The repository has documentation published using ReadtheDocs. The documentation includes a guide through library design, architecture, installation process, examples, and API reference.

Xplique 348★

source: https://github.com/deel-ai/xplique

This is an option for projects using the TensorFlow framework. The words of the library's authors describe well what they wanted to achieve: "Xplique (...) is a Python language toolkit dedicated to explainability, currently based on Tensorflow. The goal of this library is to bring together the state of the art in Explainable AI to help you understand your complex neural network models." In addition to feature attributes and concept-based explanations, the library also includes functionality for visualizing features learned by the model.

Algorithms

The library contains attribute methods at the level of the entire model and the level of a single layer. In addition, it includes metrics for how much we can trust the methods that explain the model's decisions.

Visualization

In the methods used for visualization, the developers focused on overlaying the heatmap on top of the original image.

Documentation

The authors provided clear documentation and plenty of examples of how to use the library. The developers have limited themselves to a more detailed description of the API, which includes information on how the various algorithms and metrics work. 

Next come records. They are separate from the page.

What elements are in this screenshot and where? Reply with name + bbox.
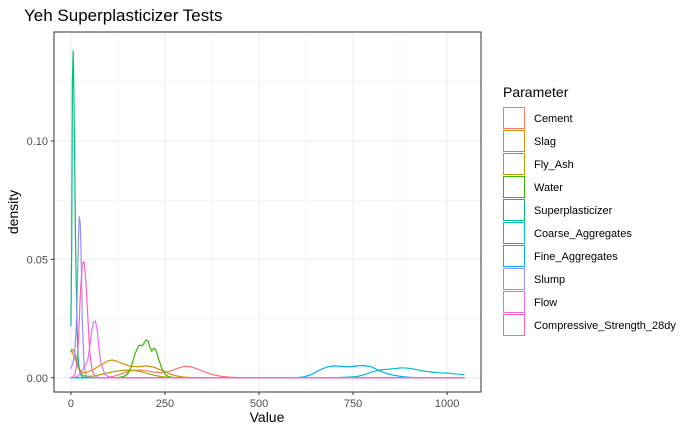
x-tick-label: 0 — [68, 398, 74, 410]
legend-key — [503, 130, 525, 152]
legend-key — [503, 107, 525, 129]
chart-title: Yeh Superplasticizer Tests — [24, 6, 222, 25]
legend-label: Water — [534, 182, 563, 194]
y-tick-label: 0.00 — [27, 373, 48, 385]
legend-item-superplasticizer: Superplasticizer — [503, 199, 613, 221]
y-axis-title: density — [5, 190, 21, 234]
legend-label: Fly_Ash — [534, 159, 574, 171]
series-line-coarse-aggregates — [70, 367, 465, 379]
x-tick-label: 1000 — [435, 398, 459, 410]
legend-item-fly-ash: Fly_Ash — [503, 153, 574, 175]
legend-key — [503, 199, 525, 221]
y-tick-label: 0.10 — [27, 136, 48, 148]
x-tick-label: 500 — [250, 398, 268, 410]
legend-key — [503, 153, 525, 175]
legend-key — [503, 245, 525, 267]
legend-key — [503, 314, 525, 336]
legend-key — [503, 222, 525, 244]
legend-title: Parameter — [503, 84, 569, 100]
legend-item-flow: Flow — [503, 291, 557, 313]
x-axis: 0 250 500 750 1000 — [68, 392, 459, 410]
legend-label: Compressive_Strength_28dy — [534, 320, 676, 332]
legend-item-fine-aggregates: Fine_Aggregates — [503, 245, 618, 267]
legend-key — [503, 176, 525, 198]
legend-label: Slag — [534, 136, 556, 148]
x-tick-label: 250 — [156, 398, 174, 410]
y-tick-label: 0.05 — [27, 254, 48, 266]
legend-label: Cement — [534, 113, 573, 125]
x-tick-label: 750 — [344, 398, 362, 410]
legend-item-cement: Cement — [503, 107, 573, 129]
series-line-compressive-strength-28dy — [70, 261, 465, 379]
legend-key — [503, 268, 525, 290]
series-lines — [70, 50, 465, 379]
y-axis: 0.00 0.05 0.10 — [27, 136, 54, 385]
legend-item-compressive-strength-28dy: Compressive_Strength_28dy — [503, 314, 676, 336]
legend-label: Coarse_Aggregates — [534, 228, 632, 240]
legend-item-water: Water — [503, 176, 563, 198]
legend-item-slag: Slag — [503, 130, 556, 152]
legend-label: Flow — [534, 297, 557, 309]
legend-label: Superplasticizer — [534, 205, 613, 217]
legend-label: Slump — [534, 274, 565, 286]
legend-label: Fine_Aggregates — [534, 251, 618, 263]
legend: Parameter Cement Slag Fly_Ash Water Superpla… — [503, 84, 676, 336]
legend-key — [503, 291, 525, 313]
plot-panel — [54, 32, 481, 392]
legend-item-coarse-aggregates: Coarse_Aggregates — [503, 222, 632, 244]
x-axis-title: Value — [250, 409, 285, 425]
legend-item-slump: Slump — [503, 268, 565, 290]
plot-border — [53, 31, 482, 393]
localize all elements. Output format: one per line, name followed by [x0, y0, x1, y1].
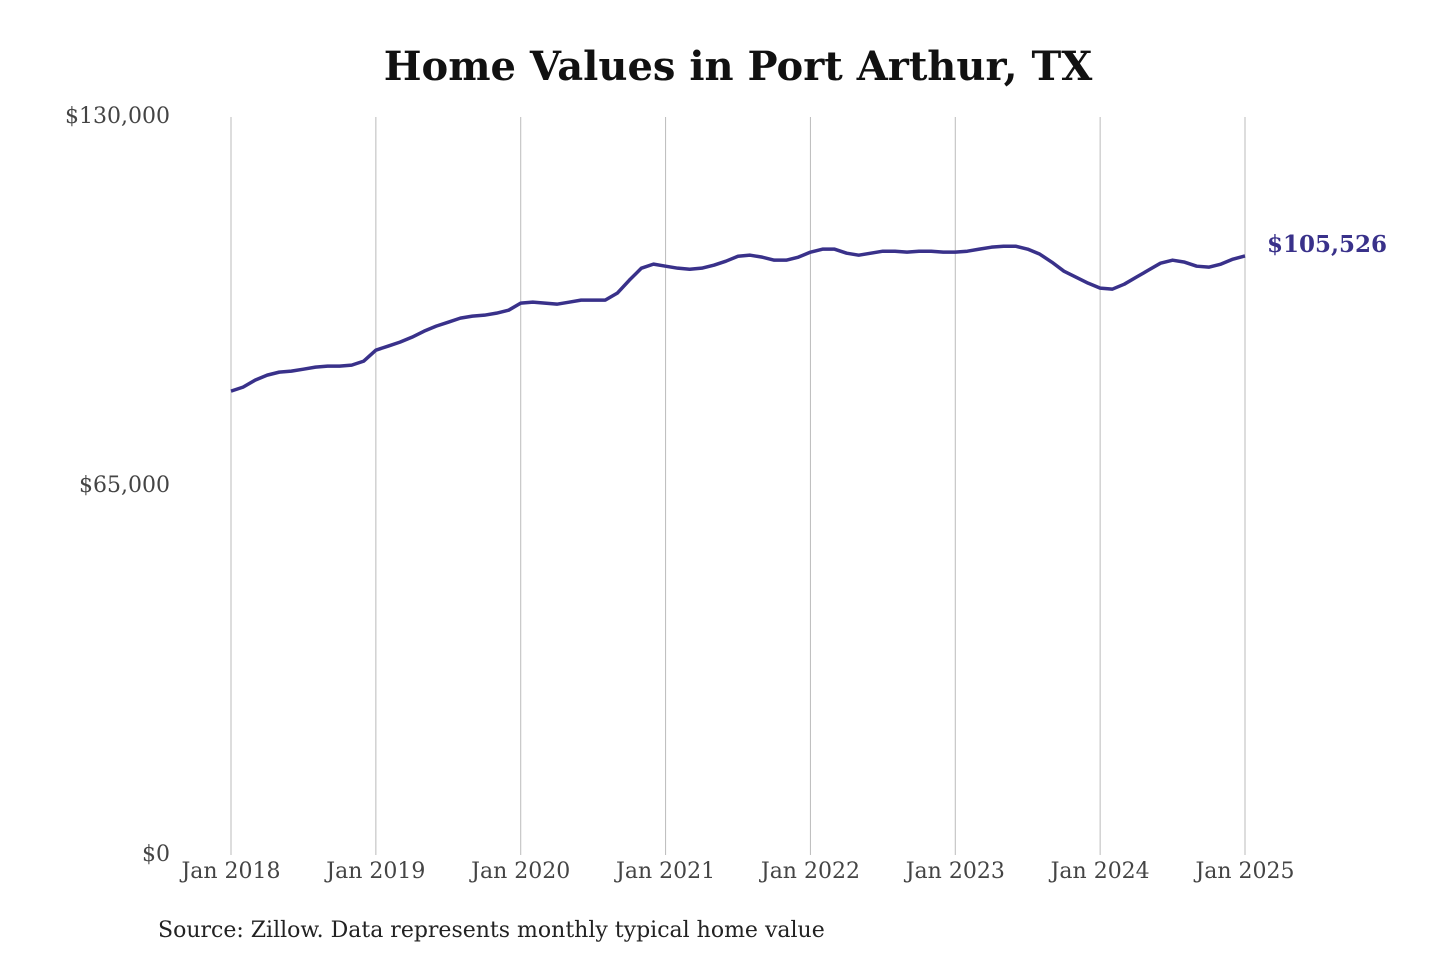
- x-tick-label: Jan 2022: [759, 859, 860, 884]
- x-tick-label: Jan 2023: [904, 859, 1005, 884]
- chart-title: Home Values in Port Arthur, TX: [384, 43, 1093, 90]
- x-tick-label: Jan 2021: [614, 859, 715, 884]
- x-tick-label: Jan 2024: [1049, 859, 1150, 884]
- source-note: Source: Zillow. Data represents monthly …: [158, 918, 825, 943]
- value-label: $105,526: [1267, 231, 1387, 258]
- y-tick-label: $65,000: [79, 473, 170, 498]
- x-tick-label: Jan 2019: [324, 859, 425, 884]
- x-tick-label: Jan 2020: [469, 859, 570, 884]
- y-tick-label: $130,000: [65, 104, 170, 129]
- line: [230, 244, 1246, 393]
- x-tick-label: Jan 2025: [1193, 859, 1294, 884]
- y-tick-label: $0: [142, 842, 170, 867]
- x-tick-label: Jan 2018: [179, 859, 280, 884]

A quite comprehensive collection of interactive examples in Google Colaboratory deserves appreciation. Good job! 👏 The examples introduce the use of the library for visualizing attributes, features, concepts, and calculating metrics. What's more, each metric and method has its dedicated example, in which creators describe the algorithm itself, the API and possible parameters, FAQs, and share insights on how each parameter affects the algorithm's performance. This is condensed knowledge of the details of how to use the algorithm in the right way.

M3d-Cam 216★

source: https://github.com/MECLabTUDA/M3d-Cam

This is the PyTorch library that allows an explanation of the model’s decision of 3D/ 2D medical images for both classification and segmentation tasks.

Algorithms

The library contains 4 algorithms: guided backpropagation, GradCAM, Guided GradCAM, and GradCAM++.

Visualization

There are two methods to visualize the model's attributes: as an attribute image or as an attributes heatmap overlaying the original image.

Documentation

The repository has documentation published. The documentation includes only the API reference. The README contains links to a few tutorials on Google Colab.

Summary

The libraries mentioned and described vary greatly. Some are general-purpose, and some of them specialize only in one type of task, algorithm, or specific data type. Currently, there is no universal library that simultaneously contains all the algorithms and metrics. When choosing a library, it is necessary to decide what features are required in your current project.This indicates that there is room for new libraries which will solve this problem. It is noticeable that there is some space to be developed by new libraries.

Few libraries provide metrics that determine the degree to which we can trust explanatory algorithms. There is a lack of integration with experiment trackers, which would allow users to monitor the training process of the network. Moreover, almost all libraries are limited to the simple case of image classification. Support for the segmentation task is lacking, and support for the object detection task is severely limited.